My paternal Grandfather is sadly no longer with us. He passed away in 1992, and I miss him to this day. He was the kind of man that I didn't always appreciate when I was a kid. He didn't spoil us with toys or anything like that, but I came to realize that of all the men I knew, he may have been one of the finest. He loved to watch baseball -- mostly the Chicago Cubs, although he also rooted for the Yankees. I think the thing that I really learned from him was how to watch a game and appreciate players that were good -- even if you hated the team they played for. I can remember sitting and listening to him talk about Darryl Strawberry. I have always hated the Mets, and aside from his Yankee tenure, have never been a Strawberry fan. But I remember that my Grandfather enjoyed watching him play. I wish I'd have made more of an effort when he was alive to simply stop by his house and sit and watch a game with him, but I'd like to think that he knows that I always think about him when I sit down to watch a game.

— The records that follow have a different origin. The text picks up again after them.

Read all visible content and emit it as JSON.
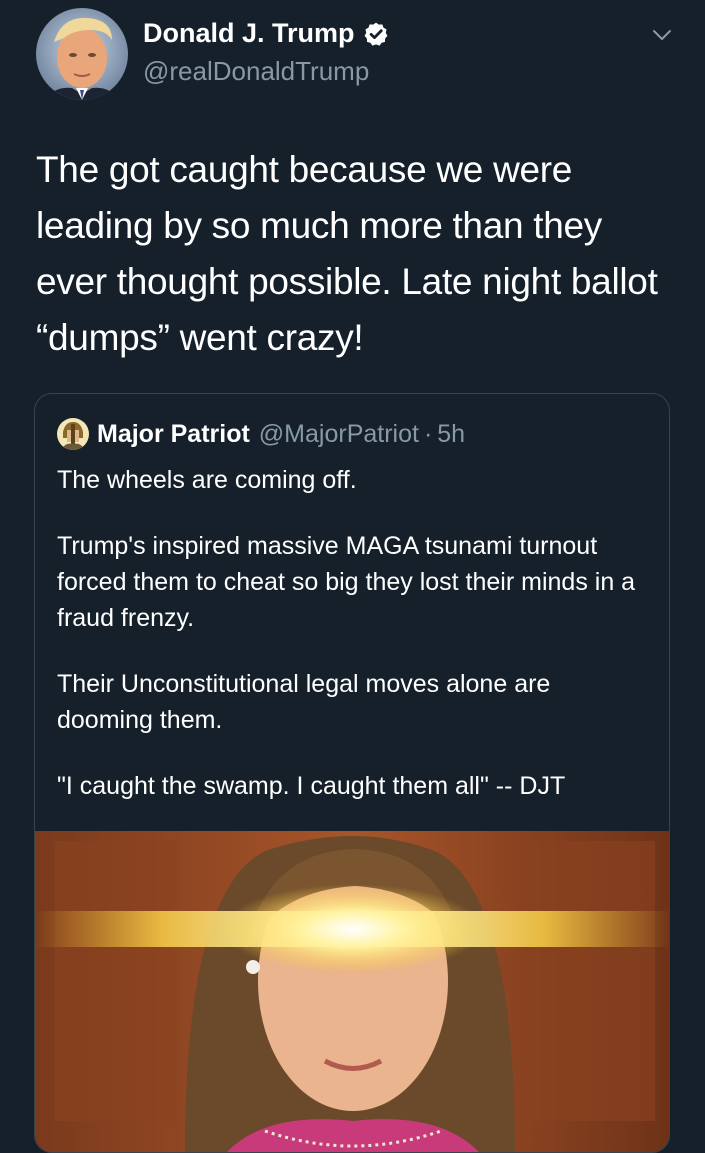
{
  "tweet": {
    "author_name": "Donald J. Trump",
    "author_handle": "@realDonaldTrump",
    "verified": true,
    "avatar_icon": "profile-photo",
    "text_lines": [
      "The got caught because we were",
      "leading by so much more than they",
      "ever thought possible. Late night ballot",
      "“dumps” went crazy!"
    ]
  },
  "quoted_tweet": {
    "author_name": "Major Patriot",
    "author_handle": "@MajorPatriot",
    "separator": "·",
    "time": "5h",
    "avatar_icon": "profile-photo",
    "paragraphs": [
      "The wheels are coming off.",
      "Trump's inspired massive MAGA tsunami turnout forced them to cheat so big they lost their minds in a fraud frenzy.",
      "Their Unconstitutional legal moves alone are dooming them.",
      "\"I caught the swamp. I caught them all\" -- DJT"
    ],
    "media": {
      "kind": "photo",
      "icon": "glowing-eyes-meme-photo"
    }
  },
  "colors": {
    "background": "#15202b",
    "text_primary": "#ffffff",
    "text_secondary": "#8899a6",
    "border": "#38444d",
    "verified_badge": "#ffffff"
  }
}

I've been told by several people that I'm not a real Yankees fan or a Cardinals fan because I try to root for two teams. I understand why you might think that, but I have to disagree. I feel like my love of the Yankees in some way pays tribute to my Dad and my love for the Cardinals pays the same to my Grandfather. It's a cliché, but baseball has always seemed to be a special thing that a kid shares with his Dad or Granddad.

I've been extremely blessed to have these three men play such a huge role in my life. I've tied everything to baseball for the purposes of this post -- what else would you do when you're writing something on -- but that is just one small and unimportant reason why I'll be thinking about all three of them tomorrow.

I love you, Dad.

I love you Grandpa George.

I love (and miss you) Grandpa Alf.

Thanks for everything. And thank you for reading -- now go call your Dad and wish him a Happy Father's Day.